Outro ponto delicado é a circulação de outros arbovírus que causam manifestações clínicas semelhantes, como os vírus da Zika e dengue, tornando o diagnóstico clínico bastante complexo. Isso mostra a necessidade urgente de desenvolvimento e incorporação de testes point-of-care (PoCT), que podem ser usados nas unidades de saúde, alinhada com a colaboração entre agências de saúde locais, nacionais e internacionais e instituições de pesquisa, com um objetivo mais amplo: apoiar iniciativas de fortalecimento de capacidades, reduzir as desigualdades em infraestrutura de diagnóstico e laboratório e fortalecer e expandir os sistemas universais de saúde.

Em novembro de 2023, foi licenciada a primeira vacina contra chikungunya pela Food and Drug Administration (FDA) dos EUA, mas ainda não há previsão de quando a vacina será aprovada para uso no Brasi.
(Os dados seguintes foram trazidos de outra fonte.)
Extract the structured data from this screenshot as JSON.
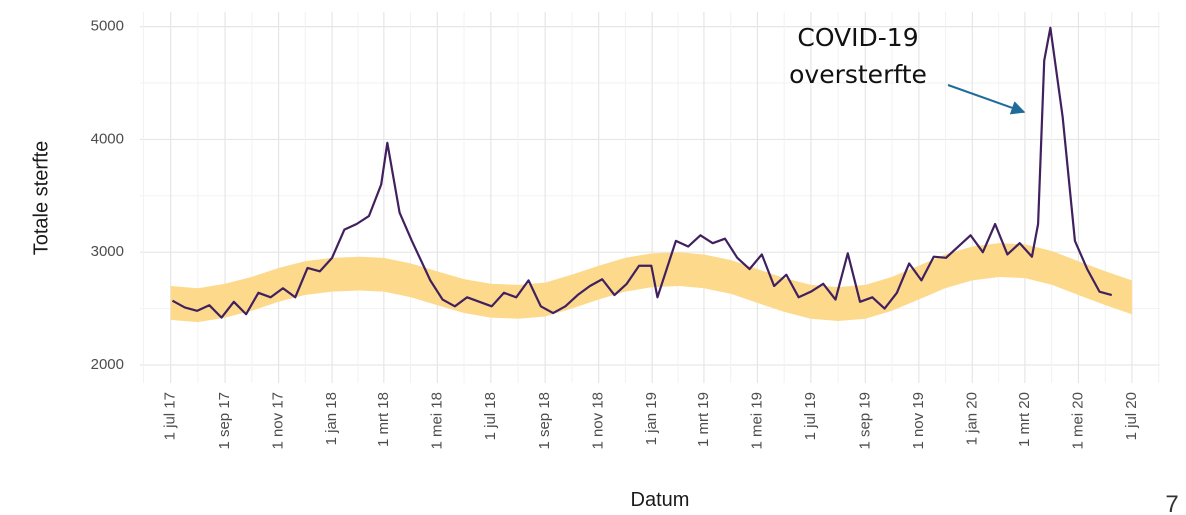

Mesmo depois de licenciada no Brasil, pode levar tempo até a sua incorporação no programa de imunização e até o alcance de grandes coberturas vacinais. Antivirais específicos continuam indisponíveis para prevenir e tratar a chikungunya.

Diante destes desafios, os autores do artigo propuseram algumas ações a fim de mitigar e eliminar a chikungunya nas Américas, entre elas:

• Melhorar a vigilância molecular e o diagnóstico de chikungunya para rastrear transmissão endêmica, detectar precocemente surtos e melhorar os desfechos clínicos dos pacientes de forma eficaz.

• Aproveitar dados genômicos e sorológicos para identificar populações suscetíveis, antecipando futuros surtos e monitorar a evolução e transmissão do vírus chikungunya.

• Identificar os fatores ambientais e socioeconômicos que determinam a transmissão espaço-temporal do vírus durante e entre surtos para refinar estratégias de mitigação.

• Implementar tecnologias tradicionais e de ponta no controle de vetores para reduzir a população de vetores competentes e a incidência da doença.

• Implementar programas de imunização em populações vulneráveis para conter e potencialmente eliminar a transmissão de chikungunya em todas as Américas.